The technology allows for more accuracy, comfort and speed, said Dr. Robert Isaak, radiation oncologist at the cancer center. The equipment includes a mini CAT scan that revolves in a circular fashion around the patient, and delivers a higher dose output in the targeted area.
The machine uses an infrared camera to position patients and performs a CAT scan to ensure accuracy down to the millimeter. Images taken before and during the procedure are used by technicians for comparison using a split computer screen.

Isaak said Douglas's tumor is located in a tight spot that also controls much of the eye movement. Because it is benign, it won't spread or infiltrate other structures. Instead, it grows and can pinch and squeeze the nerve.
Dr. Robert Kerr, a neuro surgeon with The Iowa Clinic and the Neuroscience Institute, said treating while the tumor is smaller and in a minimally invasive manner is a huge benefit, compared to months of recovery from cranial surgery that also carries higher risks.

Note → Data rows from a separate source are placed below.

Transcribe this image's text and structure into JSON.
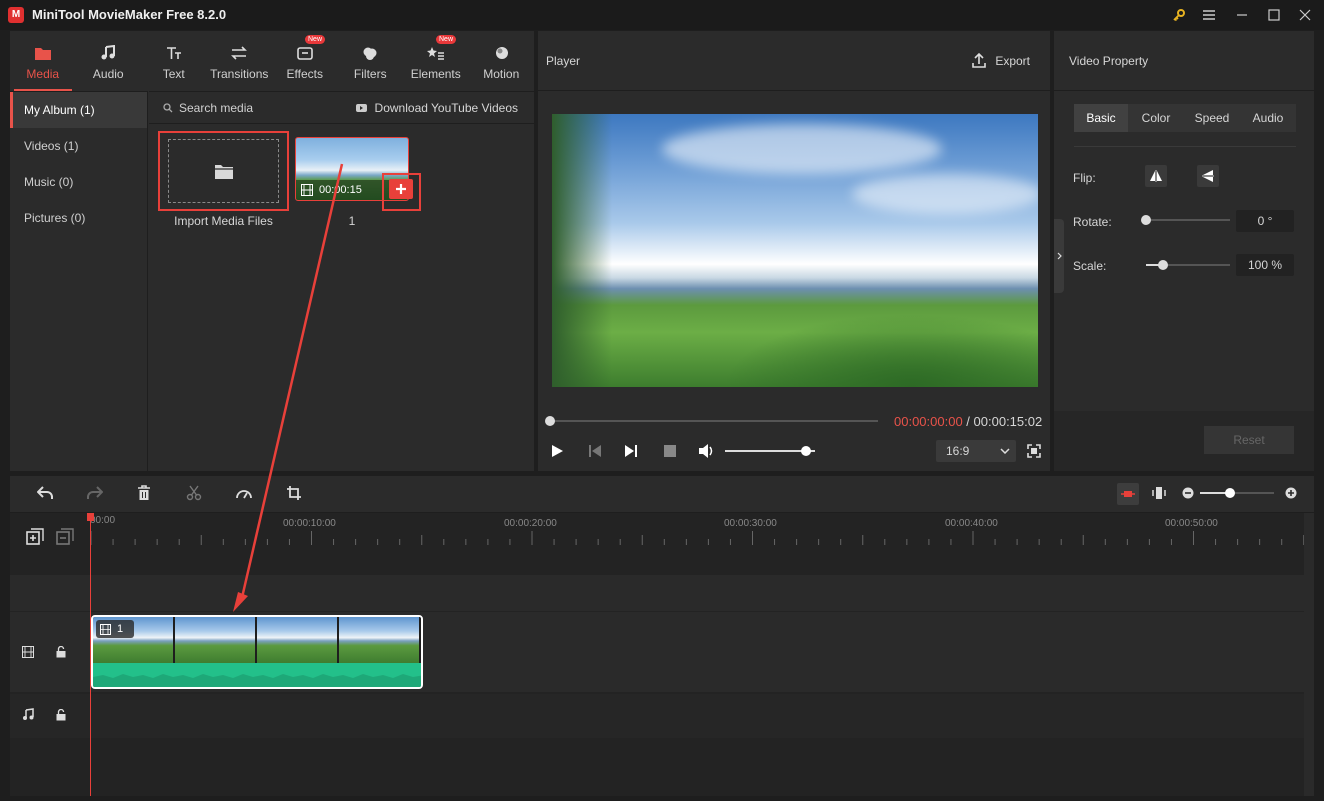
{
  "app": {
    "title": "MiniTool MovieMaker Free 8.2.0",
    "logo_text": "M"
  },
  "toolbar": {
    "tabs": [
      {
        "label": "Media",
        "icon": "folder-icon",
        "active": true
      },
      {
        "label": "Audio",
        "icon": "music-note-icon"
      },
      {
        "label": "Text",
        "icon": "text-icon"
      },
      {
        "label": "Transitions",
        "icon": "transitions-icon"
      },
      {
        "label": "Effects",
        "icon": "effects-icon",
        "badge": "New"
      },
      {
        "label": "Filters",
        "icon": "filters-icon"
      },
      {
        "label": "Elements",
        "icon": "elements-icon",
        "badge": "New"
      },
      {
        "label": "Motion",
        "icon": "motion-icon"
      }
    ]
  },
  "album": {
    "items": [
      {
        "label": "My Album (1)",
        "active": true
      },
      {
        "label": "Videos (1)"
      },
      {
        "label": "Music (0)"
      },
      {
        "label": "Pictures (0)"
      }
    ]
  },
  "media": {
    "search_placeholder": "Search media",
    "download_label": "Download YouTube Videos",
    "import_label": "Import Media Files",
    "clip_duration": "00:00:15",
    "clip_name": "1"
  },
  "player": {
    "title": "Player",
    "export_label": "Export",
    "current_time": "00:00:00:00",
    "separator": " / ",
    "total_time": "00:00:15:02",
    "aspect_ratio": "16:9",
    "volume_level": 0.9,
    "progress": 0.0
  },
  "property": {
    "title": "Video Property",
    "tabs": [
      "Basic",
      "Color",
      "Speed",
      "Audio"
    ],
    "active_tab": "Basic",
    "flip_label": "Flip:",
    "rotate_label": "Rotate:",
    "rotate_value": "0 °",
    "rotate_level": 0.0,
    "scale_label": "Scale:",
    "scale_value": "100 %",
    "scale_level": 0.2,
    "reset_label": "Reset"
  },
  "timeline": {
    "ticks": [
      "00:00",
      "00:00:10:00",
      "00:00:20:00",
      "00:00:30:00",
      "00:00:40:00",
      "00:00:50:00"
    ],
    "clip_label": "1",
    "zoom_level": 0.4
  },
  "colors": {
    "accent": "#e8534a",
    "audio_wave": "#23c08a",
    "panel": "#2b2b2b"
  }
}
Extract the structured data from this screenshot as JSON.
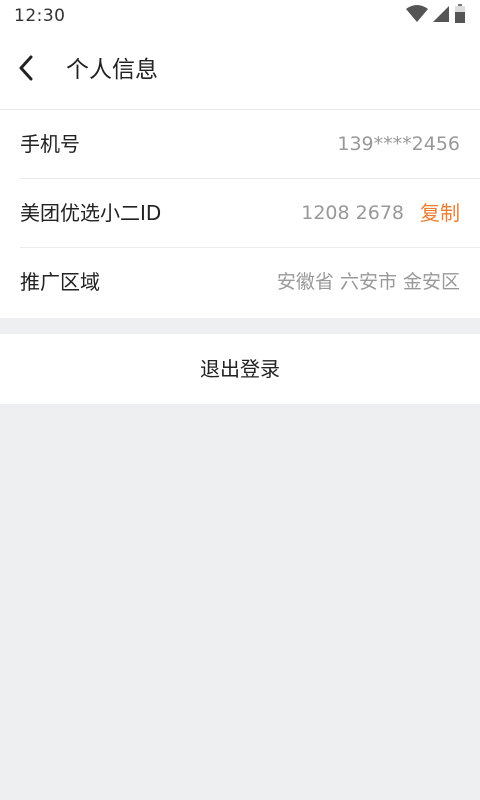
{
  "status_bar": {
    "time": "12:30",
    "icons": [
      "wifi-icon",
      "signal-icon",
      "battery-icon"
    ]
  },
  "nav": {
    "back_icon": "chevron-left-icon",
    "title": "个人信息"
  },
  "info": {
    "rows": [
      {
        "label": "手机号",
        "value": "139****2456"
      },
      {
        "label": "美团优选小二ID",
        "value": "1208 2678",
        "action": "复制"
      },
      {
        "label": "推广区域",
        "value": "安徽省 六安市 金安区"
      }
    ]
  },
  "logout": {
    "label": "退出登录"
  },
  "colors": {
    "accent": "#ed7d31",
    "background": "#eeeff1",
    "secondary_text": "#999999"
  }
}
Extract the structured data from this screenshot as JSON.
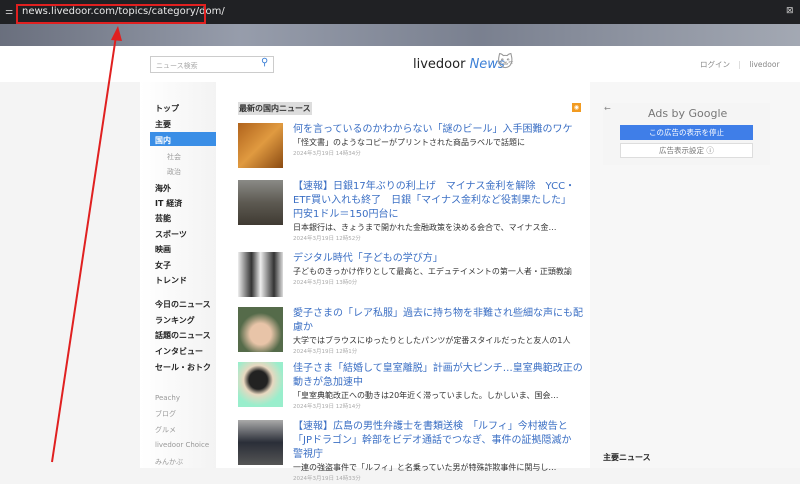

"The options are really to watch and to wait, versus waiting until this becomes much, much bigger and it becomes an absolute necessity to treat. When you do that in these deep and very critically located tumors, your chances of damaging or giving her permanent deficits at that point is much, much higher," he said.
Dr. Robert Goebel, medical director of radiation oncology at John Stoddard, added that comfort and accuracy are the key features of TrueBeam.

"The faster the treatment, the less of a chance you have that there is going to be any patient movement. It's extremely accurate and extremely fast," he said.

Kerr added that TrueBeam is helping John Stoddard build a neuro-oncology program. The equipment allows for more effective, less-invasive treatment, which can more easily treat spinal cord cases, difficult focused brain tumors and skull-based tumors.
"These are things we wouldn't have been able to do before, and now we can," he said.

Douglas' treatment took one week to complete and she will return in three months to monitor the progress of the tumor.